| I remember why I chose linux in 1998 for my desktop, and would choose for my server. Hardware compatibility. I could install Linux on my shabby work desktop, and it just worked. Actually it worked more stably than NT 4. Binary distros. I could apt-get install stuff onto my box in minutes. I rarely had to build things from source. Speed of change. Linux was acquiring features at a breakneck speed. Large companies started contributing. SMP, interesting networking stuff, better disk I/O, new filesystems, stuff like that. Hell, Windows emulation good enough to run StarCraft! It felt alive and cared for. It was apparent that many serious businesses want to bet big on Linux. Some say marketing; I say GPL and project guidance. I also had a lovely server box with FreeBSD. It had select compatible hardware. It had really nice documentation. It ran Apache and Squid pretty well. I had to build the latter from source IIRC. I had to build a lot from source (slow in 1998). If that was not available as a buildable package, I often had to tweak header files to make it build.
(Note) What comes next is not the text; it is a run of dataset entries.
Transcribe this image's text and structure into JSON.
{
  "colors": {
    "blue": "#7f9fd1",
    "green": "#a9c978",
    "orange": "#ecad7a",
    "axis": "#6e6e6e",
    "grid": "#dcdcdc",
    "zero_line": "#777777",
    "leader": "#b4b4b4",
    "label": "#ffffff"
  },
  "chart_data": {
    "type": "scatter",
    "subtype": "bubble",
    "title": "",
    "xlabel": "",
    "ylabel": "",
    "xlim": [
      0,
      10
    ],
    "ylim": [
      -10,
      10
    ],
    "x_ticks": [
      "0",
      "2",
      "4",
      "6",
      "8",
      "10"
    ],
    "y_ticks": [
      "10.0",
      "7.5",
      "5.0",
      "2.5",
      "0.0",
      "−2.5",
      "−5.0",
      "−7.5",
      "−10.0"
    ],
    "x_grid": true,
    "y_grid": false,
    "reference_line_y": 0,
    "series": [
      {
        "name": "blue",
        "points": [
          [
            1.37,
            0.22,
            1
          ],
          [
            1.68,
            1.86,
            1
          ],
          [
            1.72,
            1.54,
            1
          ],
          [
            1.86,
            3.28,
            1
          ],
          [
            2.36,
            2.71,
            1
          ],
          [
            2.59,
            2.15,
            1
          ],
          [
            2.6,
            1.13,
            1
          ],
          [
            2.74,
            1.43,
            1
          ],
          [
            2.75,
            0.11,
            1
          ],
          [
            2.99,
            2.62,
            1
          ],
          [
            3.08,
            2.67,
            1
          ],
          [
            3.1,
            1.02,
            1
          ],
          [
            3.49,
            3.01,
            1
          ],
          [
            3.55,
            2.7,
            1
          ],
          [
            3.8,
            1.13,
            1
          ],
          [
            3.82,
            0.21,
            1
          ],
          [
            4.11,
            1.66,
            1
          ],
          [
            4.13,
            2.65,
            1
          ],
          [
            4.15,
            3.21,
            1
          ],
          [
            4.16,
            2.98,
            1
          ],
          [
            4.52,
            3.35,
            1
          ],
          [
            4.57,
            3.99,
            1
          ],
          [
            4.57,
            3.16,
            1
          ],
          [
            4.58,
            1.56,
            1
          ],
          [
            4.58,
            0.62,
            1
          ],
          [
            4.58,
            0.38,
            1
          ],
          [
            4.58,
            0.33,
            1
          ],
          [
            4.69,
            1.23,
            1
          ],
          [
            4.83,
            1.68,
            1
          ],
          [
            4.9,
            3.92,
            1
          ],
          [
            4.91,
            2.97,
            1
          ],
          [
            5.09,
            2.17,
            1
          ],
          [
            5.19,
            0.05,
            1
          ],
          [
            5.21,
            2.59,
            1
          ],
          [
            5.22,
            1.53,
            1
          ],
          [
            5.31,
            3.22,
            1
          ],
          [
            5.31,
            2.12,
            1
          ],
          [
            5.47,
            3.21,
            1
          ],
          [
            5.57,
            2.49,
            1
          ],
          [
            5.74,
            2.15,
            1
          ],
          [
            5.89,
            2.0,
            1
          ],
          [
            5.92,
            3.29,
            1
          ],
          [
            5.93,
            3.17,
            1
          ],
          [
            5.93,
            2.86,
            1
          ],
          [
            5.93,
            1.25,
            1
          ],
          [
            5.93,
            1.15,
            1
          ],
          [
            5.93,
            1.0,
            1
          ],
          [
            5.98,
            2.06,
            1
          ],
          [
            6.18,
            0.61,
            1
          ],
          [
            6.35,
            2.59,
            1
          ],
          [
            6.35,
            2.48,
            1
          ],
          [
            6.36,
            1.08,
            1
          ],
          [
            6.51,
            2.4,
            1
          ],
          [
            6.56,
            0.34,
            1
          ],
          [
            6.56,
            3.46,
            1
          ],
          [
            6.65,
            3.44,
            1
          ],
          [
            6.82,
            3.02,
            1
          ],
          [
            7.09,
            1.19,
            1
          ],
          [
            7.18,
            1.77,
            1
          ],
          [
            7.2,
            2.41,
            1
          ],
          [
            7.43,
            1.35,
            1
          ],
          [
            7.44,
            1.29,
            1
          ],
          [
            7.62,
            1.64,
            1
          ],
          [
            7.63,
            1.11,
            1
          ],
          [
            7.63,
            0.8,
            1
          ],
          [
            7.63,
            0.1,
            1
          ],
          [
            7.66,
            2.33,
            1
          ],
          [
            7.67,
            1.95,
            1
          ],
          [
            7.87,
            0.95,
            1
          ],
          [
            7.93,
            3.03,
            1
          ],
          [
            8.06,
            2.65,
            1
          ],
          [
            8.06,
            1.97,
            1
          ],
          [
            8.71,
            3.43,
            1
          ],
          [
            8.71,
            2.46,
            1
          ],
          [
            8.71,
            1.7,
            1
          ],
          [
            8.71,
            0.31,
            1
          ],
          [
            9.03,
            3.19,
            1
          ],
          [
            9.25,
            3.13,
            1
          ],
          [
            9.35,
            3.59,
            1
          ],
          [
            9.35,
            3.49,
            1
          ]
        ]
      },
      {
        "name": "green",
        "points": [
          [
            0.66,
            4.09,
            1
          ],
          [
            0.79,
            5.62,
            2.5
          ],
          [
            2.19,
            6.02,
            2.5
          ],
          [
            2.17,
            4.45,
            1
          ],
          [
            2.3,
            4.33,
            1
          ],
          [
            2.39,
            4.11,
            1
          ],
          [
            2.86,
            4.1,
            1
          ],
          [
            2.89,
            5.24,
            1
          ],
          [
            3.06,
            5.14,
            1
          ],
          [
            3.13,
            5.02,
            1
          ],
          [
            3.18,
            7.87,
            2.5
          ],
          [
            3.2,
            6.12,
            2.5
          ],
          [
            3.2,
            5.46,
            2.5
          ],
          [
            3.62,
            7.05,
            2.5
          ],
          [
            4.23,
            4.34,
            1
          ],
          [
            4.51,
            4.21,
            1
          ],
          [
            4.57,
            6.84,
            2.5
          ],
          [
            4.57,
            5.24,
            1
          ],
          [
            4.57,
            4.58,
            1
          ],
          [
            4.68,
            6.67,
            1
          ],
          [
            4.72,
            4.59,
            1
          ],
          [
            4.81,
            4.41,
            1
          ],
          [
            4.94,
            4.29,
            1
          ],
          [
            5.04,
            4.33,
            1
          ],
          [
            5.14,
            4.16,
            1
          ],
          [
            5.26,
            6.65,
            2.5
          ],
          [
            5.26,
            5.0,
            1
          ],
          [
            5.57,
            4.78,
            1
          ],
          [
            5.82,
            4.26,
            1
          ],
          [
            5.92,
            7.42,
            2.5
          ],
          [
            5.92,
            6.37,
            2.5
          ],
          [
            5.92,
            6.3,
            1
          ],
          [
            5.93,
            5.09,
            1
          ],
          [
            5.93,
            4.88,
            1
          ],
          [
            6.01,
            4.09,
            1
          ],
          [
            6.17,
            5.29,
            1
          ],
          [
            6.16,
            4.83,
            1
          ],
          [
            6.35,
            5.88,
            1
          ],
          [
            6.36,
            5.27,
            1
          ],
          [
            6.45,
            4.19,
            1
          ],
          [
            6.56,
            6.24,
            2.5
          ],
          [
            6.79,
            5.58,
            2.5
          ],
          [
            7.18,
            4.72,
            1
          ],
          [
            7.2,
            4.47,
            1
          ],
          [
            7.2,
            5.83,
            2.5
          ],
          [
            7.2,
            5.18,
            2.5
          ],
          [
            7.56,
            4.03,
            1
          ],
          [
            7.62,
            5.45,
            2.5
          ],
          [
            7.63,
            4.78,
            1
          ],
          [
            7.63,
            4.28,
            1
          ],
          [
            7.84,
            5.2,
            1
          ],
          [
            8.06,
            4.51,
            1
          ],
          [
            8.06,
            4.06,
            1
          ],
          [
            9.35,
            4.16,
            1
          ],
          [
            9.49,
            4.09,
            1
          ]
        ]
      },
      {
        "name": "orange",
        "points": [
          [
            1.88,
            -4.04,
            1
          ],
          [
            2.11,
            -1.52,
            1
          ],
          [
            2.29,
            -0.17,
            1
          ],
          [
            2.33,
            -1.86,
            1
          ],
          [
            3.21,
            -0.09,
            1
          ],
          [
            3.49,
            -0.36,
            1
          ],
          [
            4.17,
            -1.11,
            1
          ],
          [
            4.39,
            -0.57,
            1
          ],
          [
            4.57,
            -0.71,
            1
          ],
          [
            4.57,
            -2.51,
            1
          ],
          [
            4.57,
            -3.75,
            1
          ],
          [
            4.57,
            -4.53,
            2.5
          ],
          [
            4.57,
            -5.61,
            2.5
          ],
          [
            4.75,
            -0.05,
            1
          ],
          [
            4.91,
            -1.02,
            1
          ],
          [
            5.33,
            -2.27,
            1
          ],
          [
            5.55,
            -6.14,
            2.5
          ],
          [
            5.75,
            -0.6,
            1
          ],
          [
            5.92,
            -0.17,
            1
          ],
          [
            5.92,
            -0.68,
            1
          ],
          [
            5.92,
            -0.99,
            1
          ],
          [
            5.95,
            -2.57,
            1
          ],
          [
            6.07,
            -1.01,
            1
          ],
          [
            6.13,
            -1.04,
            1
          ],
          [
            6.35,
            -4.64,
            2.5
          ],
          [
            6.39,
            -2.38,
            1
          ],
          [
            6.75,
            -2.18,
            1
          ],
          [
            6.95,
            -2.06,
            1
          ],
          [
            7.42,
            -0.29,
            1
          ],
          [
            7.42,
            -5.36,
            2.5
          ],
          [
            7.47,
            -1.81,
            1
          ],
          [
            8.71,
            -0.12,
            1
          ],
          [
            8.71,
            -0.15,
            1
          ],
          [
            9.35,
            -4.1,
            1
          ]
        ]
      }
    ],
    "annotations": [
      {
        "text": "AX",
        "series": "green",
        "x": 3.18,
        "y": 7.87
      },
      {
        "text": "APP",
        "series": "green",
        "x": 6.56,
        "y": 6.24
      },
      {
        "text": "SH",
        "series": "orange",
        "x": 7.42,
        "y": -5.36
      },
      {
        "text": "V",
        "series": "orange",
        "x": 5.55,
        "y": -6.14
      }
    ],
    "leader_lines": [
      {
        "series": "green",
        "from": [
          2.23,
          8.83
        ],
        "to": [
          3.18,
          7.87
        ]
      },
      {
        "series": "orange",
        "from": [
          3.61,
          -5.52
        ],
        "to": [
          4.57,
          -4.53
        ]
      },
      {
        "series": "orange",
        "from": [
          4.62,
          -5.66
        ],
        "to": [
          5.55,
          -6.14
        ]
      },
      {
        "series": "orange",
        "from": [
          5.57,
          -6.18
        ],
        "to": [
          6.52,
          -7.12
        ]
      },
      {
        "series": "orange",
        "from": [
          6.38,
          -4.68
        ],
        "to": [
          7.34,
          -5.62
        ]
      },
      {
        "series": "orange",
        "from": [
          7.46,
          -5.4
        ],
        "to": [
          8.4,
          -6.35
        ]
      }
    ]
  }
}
For many amenities which I took for granted on my linux box, I decided that it's too much hassle to make them built on BSD. Features like SMP or journaling file systems were a bit late in FreeBSD. Maybe they were more solid, and achieved performance parity with Linux with time. Sadly, the industry largely made the choice. I also find modern Linux a mess, and run a minimalist distro (Void) on my laptop. I could consider running BSD on a server, but most servers now have to run VMs and containers within them, most tooling just assumes Linux. |
Yep, it was timing for me - the Asus BP6 allowed dual Celerons but only Windows 2000 and Linux 2.6 supported SMP. I was using FreeBSD at the time, but had to move because of hardware support.
But I wouldn't say it was hardware support alone - I think GNU/Linux won because of the licensing - FreeBSD not having a viral license would have turned people off contributing only to have their code distributed closed source by companies... that's my take anyway.